Recently RedState’s Erick Erickson astutely flagged yet another reason:

Beyond the emotional arguments, the philosophical arguments, and the crazy arguments — there are a lot of crazy arguments against common core — there is a very practical argument the common core supporters have no answer for.

 

Moms cannot help their children with math homework. Reporters who are single and common core supporters without kids may not be able to relate here or identify with this, but that’s why this is such a sleeper issue. Moms cannot help their kids with math homework and that’s creating most of the rage against common core.

Erickson says this goes “beyond the emotional arguments,” but I would suggest this is, in fact, very emotional — which doesn’t mean it’s irrational, or even impractical.

Change, of course, can be good or bad, but — either way — incumbents almost always fear it (and, in this case,  we the parents, are among the incumbents). Think of it this way: If you are a mom or a dad who has invested a dozen years in a public education, learning the old way of doing math, you’re hardly an impartial observer. You have a vested interest in stasis.

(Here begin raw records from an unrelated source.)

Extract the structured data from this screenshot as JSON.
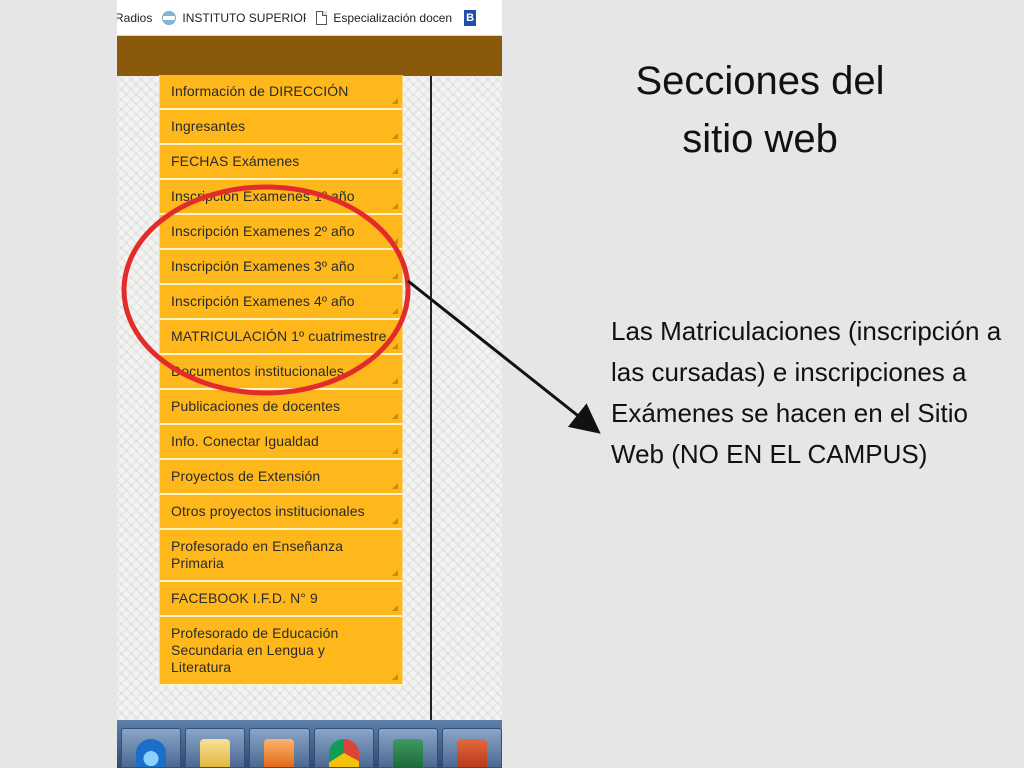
{
  "browser": {
    "bookmarks": [
      {
        "label": "Radios"
      },
      {
        "label": "INSTITUTO SUPERIOR"
      },
      {
        "label": "Especialización docen"
      }
    ],
    "bookmark_trailing_glyph": "B"
  },
  "menu": {
    "items": [
      {
        "label": "Información de DIRECCIÓN"
      },
      {
        "label": "Ingresantes"
      },
      {
        "label": "FECHAS Exámenes"
      },
      {
        "label": "Inscripción Examenes 1º año"
      },
      {
        "label": "Inscripción Examenes 2º año"
      },
      {
        "label": "Inscripción Examenes 3º año"
      },
      {
        "label": "Inscripción Examenes 4º año"
      },
      {
        "label": "MATRICULACIÓN 1º cuatrimestre"
      },
      {
        "label": "Documentos institucionales"
      },
      {
        "label": "Publicaciones de docentes"
      },
      {
        "label": "Info. Conectar Igualdad"
      },
      {
        "label": "Proyectos de Extensión"
      },
      {
        "label": "Otros proyectos institucionales"
      },
      {
        "label": "Profesorado en Enseñanza Primaria"
      },
      {
        "label": "FACEBOOK I.F.D. N° 9"
      },
      {
        "label": "Profesorado de Educación Secundaria en Lengua y Literatura"
      }
    ]
  },
  "taskbar": {
    "apps": [
      "ie-icon",
      "folder-icon",
      "media-icon",
      "chrome-icon",
      "excel-icon",
      "ppt-icon"
    ]
  },
  "slide": {
    "title": "Secciones del sitio web",
    "body": "Las Matriculaciones (inscripción  a las cursadas) e inscripciones a Exámenes  se hacen en el Sitio Web (NO EN EL CAMPUS)"
  },
  "colors": {
    "menu_item": "#ffb81c",
    "header_bar": "#8a5a0c",
    "highlight_circle": "#e32b2b",
    "arrow": "#111111",
    "slide_background": "#e6e6e6"
  }
}
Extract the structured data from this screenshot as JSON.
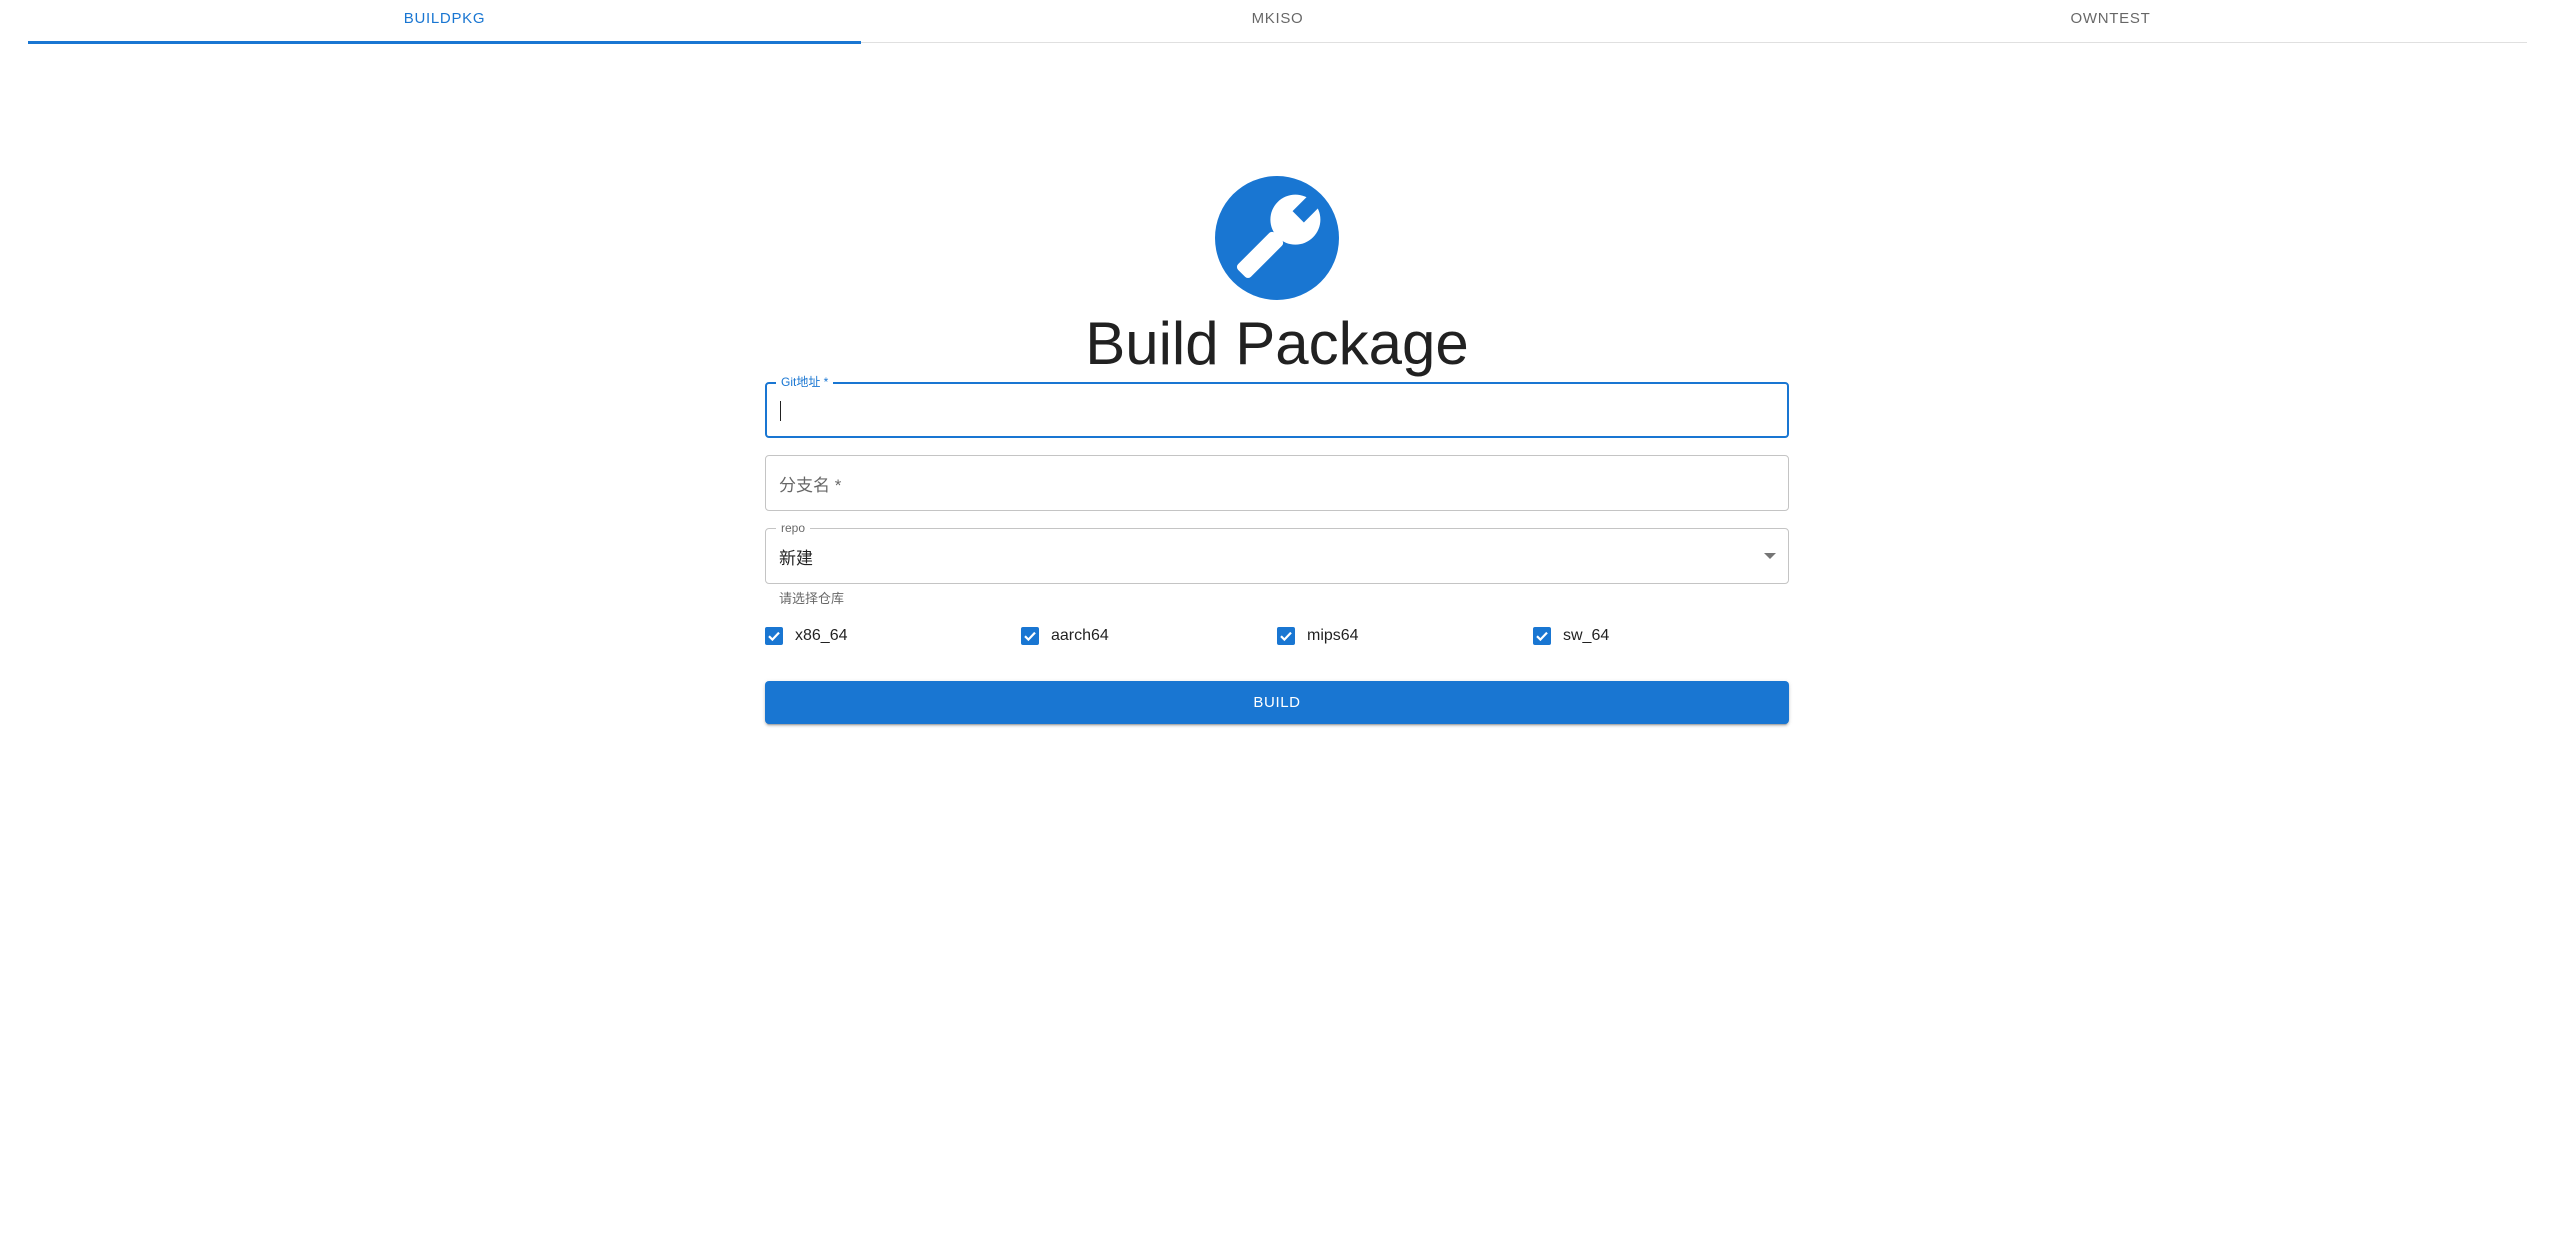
{
  "tabs": [
    {
      "label": "BUILDPKG",
      "active": true
    },
    {
      "label": "MKISO",
      "active": false
    },
    {
      "label": "OWNTEST",
      "active": false
    }
  ],
  "header": {
    "icon": "wrench-icon",
    "title": "Build Package"
  },
  "form": {
    "git_url": {
      "label": "Git地址 *",
      "value": ""
    },
    "branch": {
      "placeholder": "分支名 *",
      "value": ""
    },
    "repo": {
      "label": "repo",
      "value": "新建",
      "helper": "请选择仓库"
    },
    "architectures": [
      {
        "label": "x86_64",
        "checked": true
      },
      {
        "label": "aarch64",
        "checked": true
      },
      {
        "label": "mips64",
        "checked": true
      },
      {
        "label": "sw_64",
        "checked": true
      }
    ],
    "build_label": "BUILD"
  },
  "colors": {
    "primary": "#1976d2",
    "text": "#212121",
    "border": "#c4c4c4"
  }
}
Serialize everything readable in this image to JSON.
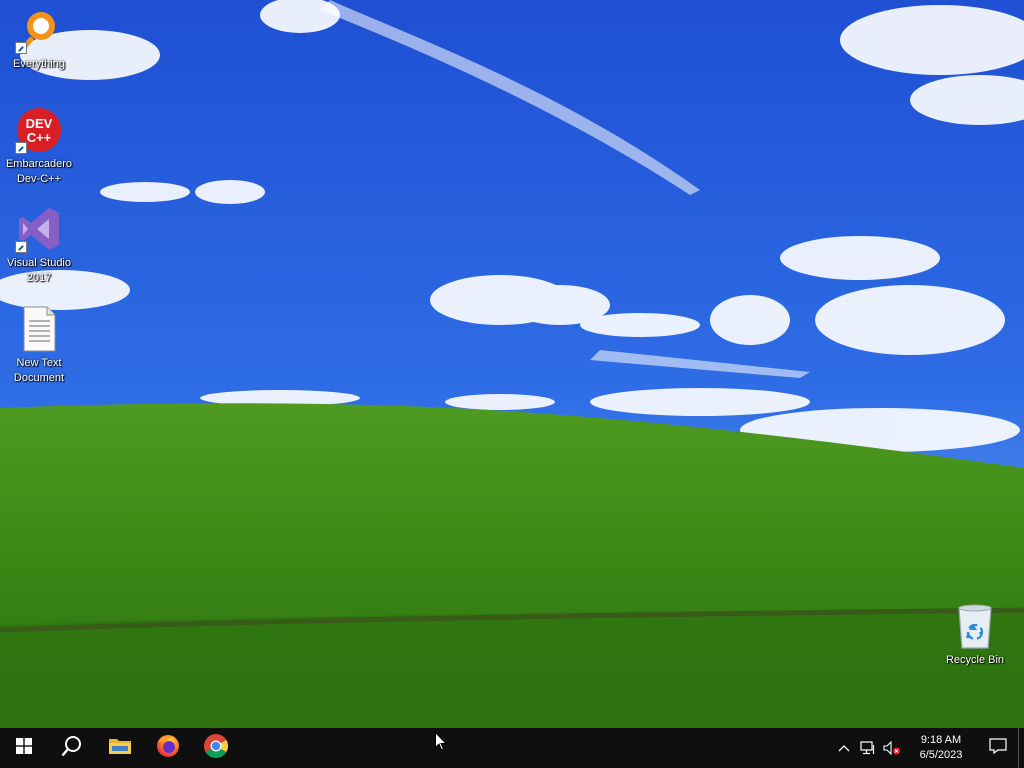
{
  "desktop": {
    "icons": [
      {
        "label": "Everything",
        "icon": "everything-icon"
      },
      {
        "label": "Embarcadero Dev-C++",
        "icon": "devcpp-icon",
        "glyph_text": "DEV C++"
      },
      {
        "label": "Visual Studio 2017",
        "icon": "visual-studio-icon"
      },
      {
        "label": "New Text Document",
        "icon": "text-document-icon"
      },
      {
        "label": "Recycle Bin",
        "icon": "recycle-bin-icon"
      }
    ]
  },
  "taskbar": {
    "buttons": [
      {
        "name": "start",
        "icon": "windows-logo-icon"
      },
      {
        "name": "search",
        "icon": "search-icon"
      },
      {
        "name": "file-explorer",
        "icon": "folder-icon"
      },
      {
        "name": "firefox",
        "icon": "firefox-icon"
      },
      {
        "name": "chrome",
        "icon": "chrome-icon"
      }
    ],
    "tray": {
      "time": "9:18 AM",
      "date": "6/5/2023",
      "icons": [
        "chevron-up-icon",
        "network-icon",
        "volume-muted-icon",
        "notification-icon"
      ]
    }
  },
  "colors": {
    "taskbar": "#0f0f10",
    "sky": "#2a62e0",
    "grass": "#3f8a1c"
  }
}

In politics, emotion almost always trumps logic, and it’s easy to understand how this issue taps into all sorts of fears and insecurities. (“What good is a better way of doing math if I can’t help my kids with their homework?”)

So, putting the Common Core baggage aside, it’s worth asking a larger question: What if there really are better ways to teach our kids? Would we cast them aside because they make us uncomfortable — because they’re different from the way we were raised?

To me, at least (granted, my chosen line of work implies I’m not a numbers guy), the number line method of subtracting (as advocated in the Common Core) feels more intuitive and meaningful than the traditional standard algorithm.

And when it comes to multiplication, I have to agree with this: “[M]ost students see math as a series of steps or even tricks — line up the numbers, write a zero on the second line — without a rationale…”

We shouldn’t pursue change for the sake of pursing change. But being innovative and entrepreneurial often means casting aside conventions and traditions, which, in some cases, were arbitrary to begin with. So if you want to kill the Common Core, go ahead. Just be sure you’re doing it for the right reasons — not just the emotional ones.